Die Natursteinbeläge auf Europas Straßen und Plätzen erzählen Geschichte. Generationen von Menschen haben Gebrauchsspuren hinterlassen. Genau diese Patina macht deren Charme aus.

von: Roland Kanfer

Wo, wenn nicht in der ewigen Stadt, beginnt unsere Erzählung über das Material, das wie kein anderes die Ewigkeit symbolisiert: Rom und Naturstein – das gehört zusammen. Dem spätantiken römischen Geschichtsschreiber Marcellinus zufolge wird Rom so lange bestehen wie Menschen leben. Das garantiere der Bund ewigen Friedens, den die beiden Tugenden Kraft und Glück bei der Gründung der Stadt geschlossen hätten. 

Dasselbe lässt sich über Naturstein sagen. Das Urmaterial der Erde, vor Jahrmillionen entstanden, wird seit Tausenden von Jahren für Bauwerke und Straßen verwendet, von denen wir heute noch viele bestaunen können, während Bauten aus Holz oder Lehm meist nur mehr in Erzählungen weiterleben. Stein erzählt also Geschichte. Urgeschichte, Geschichte der Antike, aber auch die Geschichte der letzten Jahrhunderte bleibt durch ihn lebendig. Europa ist voll von Profan- und Sakralbauten aus Stein, aber auch von Straßen, Höfen und Plätzen, über die Dutzende Generationen von Menschen gegangen sind. Und die noch von weiteren Generationen genutzt werden. 

 

Patina der Piazza Navona

Dass sich der Stein dabei verändert, liegt auf der Hand. Auch auf dem härtesten Granit hinterlässt die Geschichte der Menschheit ihre Spuren. Es sind gerade diese Spuren, es ist die Patina, die uns heute an mittelalterlichen Gassen, an Renaissance- und Barockplätzen mit ihren Brunnen so faszinieren und die wir lieben. Wie etwa, um in Rom zu bleiben, die Piazza Navona. Sein heutiges Aussehen bekam der Platz im 17. Jahrhundert durch den Schweizer Architekten und Steinmetz Francesco Borromini, der auch den Pa­lazzo Pamphilj an der Piazza Navona baute. Für die Besitzerin Olimpia Maidalchini, die Schwägerin von Papst Innozenz  X., schuf der italienische Architekt und Bildhauer Gian Lorenzo Bernini den berühmten Vierströmebrunnen. Vier aus Travertin gehauene Figuren symbolisieren die größten Ströme der damals bekannten vier Kontinente (Donau, Nil, Ganges und Río de la Plata). Sie lagern zu Füßen eines Obelisken. 

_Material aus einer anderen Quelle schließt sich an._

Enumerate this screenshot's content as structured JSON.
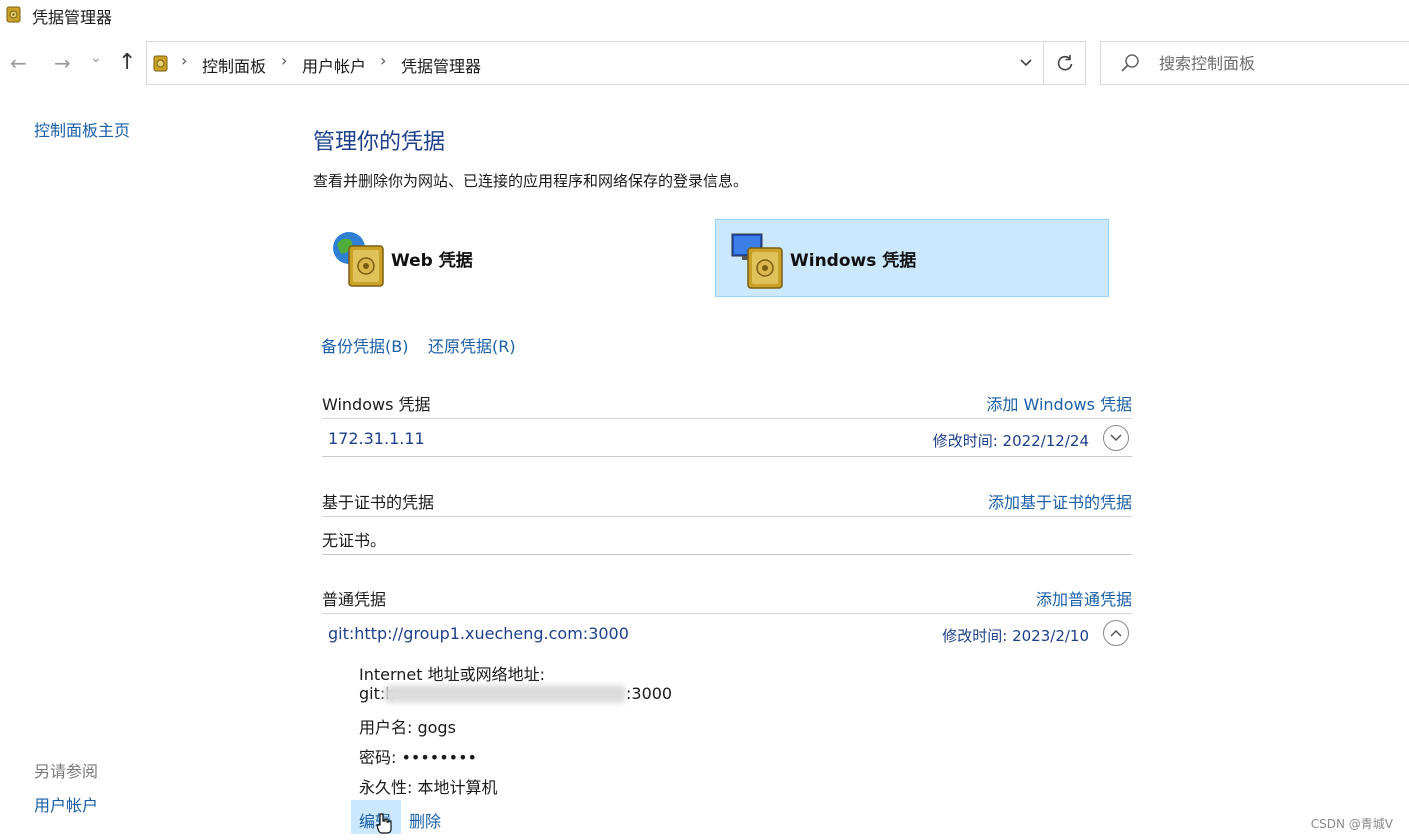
{
  "window": {
    "title": "凭据管理器"
  },
  "nav": {
    "back_glyph": "←",
    "forward_glyph": "→",
    "recent_glyph": "⌄",
    "up_glyph": "↑"
  },
  "breadcrumb": [
    "控制面板",
    "用户帐户",
    "凭据管理器"
  ],
  "breadcrumb_sep": "›",
  "search": {
    "placeholder": "搜索控制面板"
  },
  "left_pane": {
    "home_link": "控制面板主页",
    "see_also_heading": "另请参阅",
    "see_also_link": "用户帐户"
  },
  "main": {
    "heading": "管理你的凭据",
    "description": "查看并删除你为网站、已连接的应用程序和网络保存的登录信息。",
    "tiles": {
      "web": "Web 凭据",
      "windows": "Windows 凭据",
      "selected": "windows"
    },
    "backup_link": "备份凭据(B)",
    "restore_link": "还原凭据(R)",
    "windows_section": {
      "title": "Windows 凭据",
      "add_link": "添加 Windows 凭据",
      "entries": [
        {
          "name": "172.31.1.11",
          "modified": "修改时间: 2022/12/24"
        }
      ]
    },
    "cert_section": {
      "title": "基于证书的凭据",
      "add_link": "添加基于证书的凭据",
      "empty_text": "无证书。"
    },
    "generic_section": {
      "title": "普通凭据",
      "add_link": "添加普通凭据",
      "entries": [
        {
          "name": "git:http://group1.xuecheng.com:3000",
          "modified": "修改时间: 2023/2/10",
          "expanded": true,
          "details": {
            "address_label": "Internet 地址或网络地址:",
            "address_prefix": "git:h",
            "address_suffix": ":3000",
            "username_line": "用户名: gogs",
            "password_line": "密码: ••••••••",
            "persistence_line": "永久性: 本地计算机"
          },
          "actions": {
            "edit": "编辑",
            "delete": "删除"
          }
        }
      ]
    }
  },
  "watermark": "CSDN @青城V",
  "colors": {
    "link": "#1a5fa8",
    "heading": "#1e3f8a",
    "selected_tile": "#cce8ff"
  }
}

Der rechteckige Platz mit seinen abgerundeten Ecken hat eine lange Geschichte: In der Antike stand dort ein von Kaiser Domitian errichtetes Stadion. Im Mittelalter wurden nach und nach Häuser auf den Funda­menten und unter Einbeziehung bestehender Außenwände des Stadionbaus eingebaut. Das Stadion verschwand, übrig blieben die Häuser, die der Piazza ihre eigen­willige Form gaben. Der Bodenbelag, Granit-Pflastersteine, unterbrochen von Bordüren aus Travertin, hat seine Ebenmäßigkeit längst verloren. Und das ist es, was den Charme dieser Piazza doch ausmacht. 

 

Veroneser Plätze aus Marmor

Während der Travertin, ein poröser Kalkstein, der aussieht wie Marmor und meist gelblich oder braun, seltener beige oder hellrot ist, im Gebiet rund um Rom und in der Toskana häufig verwendet wird, ist es weiter nördlich der Veroneser Marmor. Dieser Kalkstein wird seit mehr als 2000 Jahren in den unterschiedlichsten Strukturen und Farben, von Rotbraun über Gelb bis Gelbgrün, in Steinbrüchen im Valpolicella, nordwestlich von Verona, abgebaut und als Bau- und Dekorationsstein verwendet. Bekanntestes Beispiel für den Veroneser Marmor als Baumaterial ist die Arena di Verona. Als Bodenbelag findet sich in vielen Straßen der Altstadt von Verona der „Pfirsichblütenmarmor“, wie ihn der Kunsthistoriker John Ruskin im 19. Jahrhundert bezeichnete. Prominent vertreten sind diese Bodenplatten vor allem auf der Piazza delle Erbe, einem 150 Meter langen, zwischen 50 und 25 Meter breiten Platz, dessen unregelmäßige, fließen­de, offene Form sich aus dem antiken römischen Forum entwickelte. 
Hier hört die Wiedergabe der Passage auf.